Mr. Huxley’s negative principle is also defective in that it cannot give us any criterion as to what is demonstrated or demonstrable. With individual reason as the source and rule of knowledge, what is demonstrated or demonstrable to one is not to another. Because of the varying degrees of hereditary imperfections, modified by environment and training, the abilities of individual reason vary greatly. No man’s individual reason can be used as a guide since all are imperfect.

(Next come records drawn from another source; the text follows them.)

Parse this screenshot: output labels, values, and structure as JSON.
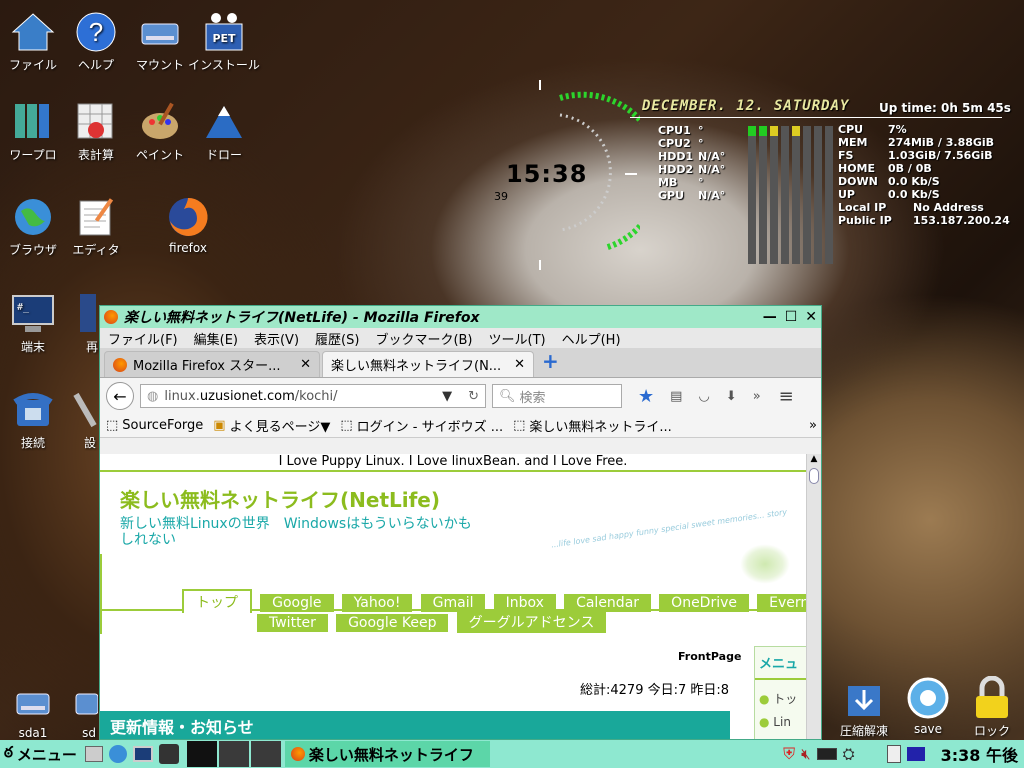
{
  "desktop": {
    "icons": [
      {
        "id": "file",
        "label": "ファイル"
      },
      {
        "id": "help",
        "label": "ヘルプ"
      },
      {
        "id": "mount",
        "label": "マウント"
      },
      {
        "id": "install",
        "label": "インストール"
      },
      {
        "id": "wp",
        "label": "ワープロ"
      },
      {
        "id": "sheet",
        "label": "表計算"
      },
      {
        "id": "paint",
        "label": "ペイント"
      },
      {
        "id": "draw",
        "label": "ドロー"
      },
      {
        "id": "browser",
        "label": "ブラウザ"
      },
      {
        "id": "editor",
        "label": "エディタ"
      },
      {
        "id": "firefox",
        "label": "firefox"
      },
      {
        "id": "term",
        "label": "端末"
      },
      {
        "id": "re",
        "label": "再"
      },
      {
        "id": "conn",
        "label": "接続"
      },
      {
        "id": "set",
        "label": "設"
      },
      {
        "id": "sda1",
        "label": "sda1"
      },
      {
        "id": "sd",
        "label": "sd"
      },
      {
        "id": "unzip",
        "label": "圧縮解凍"
      },
      {
        "id": "save",
        "label": "save"
      },
      {
        "id": "lock",
        "label": "ロック"
      }
    ],
    "pet_label": "PET"
  },
  "conky": {
    "date": "DECEMBER. 12. SATURDAY",
    "uptime": "Up time: 0h 5m 45s",
    "clock": "15:38",
    "clock_sub": "39",
    "left": [
      {
        "k": "CPU1",
        "v": "°"
      },
      {
        "k": "CPU2",
        "v": "°"
      },
      {
        "k": "HDD1",
        "v": "N/A°"
      },
      {
        "k": "HDD2",
        "v": "N/A°"
      },
      {
        "k": "MB",
        "v": "°"
      },
      {
        "k": "GPU",
        "v": "N/A°"
      }
    ],
    "right": [
      {
        "k": "CPU",
        "v": "7%"
      },
      {
        "k": "MEM",
        "v": "274MiB / 3.88GiB"
      },
      {
        "k": "FS",
        "v": "1.03GiB/ 7.56GiB"
      },
      {
        "k": "HOME",
        "v": "0B  / 0B"
      },
      {
        "k": "DOWN",
        "v": "0.0     Kb/S"
      },
      {
        "k": "UP",
        "v": "0.0     Kb/S"
      },
      {
        "k": "Local IP",
        "v": "No Address"
      },
      {
        "k": "Public IP",
        "v": "153.187.200.24"
      }
    ]
  },
  "firefox": {
    "title": "楽しい無料ネットライフ(NetLife) - Mozilla Firefox",
    "menu": [
      "ファイル(F)",
      "編集(E)",
      "表示(V)",
      "履歴(S)",
      "ブックマーク(B)",
      "ツール(T)",
      "ヘルプ(H)"
    ],
    "tabs": [
      "Mozilla Firefox スター...",
      "楽しい無料ネットライフ(N..."
    ],
    "url_prefix": "linux.",
    "url_domain": "uzusionet.com",
    "url_path": "/kochi/",
    "search_placeholder": "検索",
    "bookmarks": [
      "SourceForge",
      "よく見るページ▼",
      "ログイン - サイボウズ ...",
      "楽しい無料ネットライ..."
    ],
    "page": {
      "top_banner": "I Love Puppy Linux. I Love linuxBean. and I Love Free.",
      "site_title": "楽しい無料ネットライフ(NetLife)",
      "tagline": "新しい無料Linuxの世界　Windowsはもういらないかもしれない",
      "deco": "...life love sad happy funny special sweet memories... story",
      "nav1": [
        "トップ",
        "Google",
        "Yahoo!",
        "Gmail",
        "Inbox",
        "Calendar",
        "OneDrive",
        "Everno"
      ],
      "nav2": [
        "Twitter",
        "Google Keep",
        "グーグルアドセンス"
      ],
      "frontpage": "FrontPage",
      "counter": "総計:4279 今日:7 昨日:8",
      "update": "更新情報・お知らせ",
      "side_menu": "メニュ",
      "side_items": [
        "トッ",
        "Lin"
      ]
    }
  },
  "taskbar": {
    "menu": "メニュー",
    "window": "楽しい無料ネットライフ",
    "time": "3:38 午後"
  }
}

Mr. Huxley’s individual reason is not the one for us to take as reason, because it led him to reject as not demonstrated and demonstrable some propositions that the reason of all normal persons tells them is demonstrated and demonstrable – for example, the existence of God. He admitted that his own reason never led him into a certain view on God and on existence in general. But the reason of others makes them certain that their inborn intuitions are right in implying that there is a God. Their reason, led by its intuition of cause and effect, makes them certain that there must be a first Cause, which is therefore causeless and hence eternal. Their reason makes them certain that the almost infinite expressions of intelligence, adaptation, and design in the universe imply that the first Cause is intelligent and purposeful and hence is endowed with personality.
The Help our Reason Needs
Since unaided reason cannot in man’s imperfect condition be accepted as a sufficient and satisfactory guide, should we not be open to help from other sources than unaided reason? If certainty is to be reached, is it not reasonable to expect from an infallible and benevolent Power, if such exists, the aid so desperately needed by unaided individual reason? If such outside aid comes, we may be sure it will not hamper our God-given reason, as the creeds do, but will completely satisfy it by supplying just what our reason lacks. This outside aid is the Bible, which supplies the reasonable solution of God’s being and the problem of existence.
Another evil that is associated with Mr. Huxley’s negative principle of agnosticism is its practical outcome – it always leads into unbelief. Agnosticism in its very nature draws one away from faith, which is indispensable for an approach to God and Truth on God’s existence and the problem of being.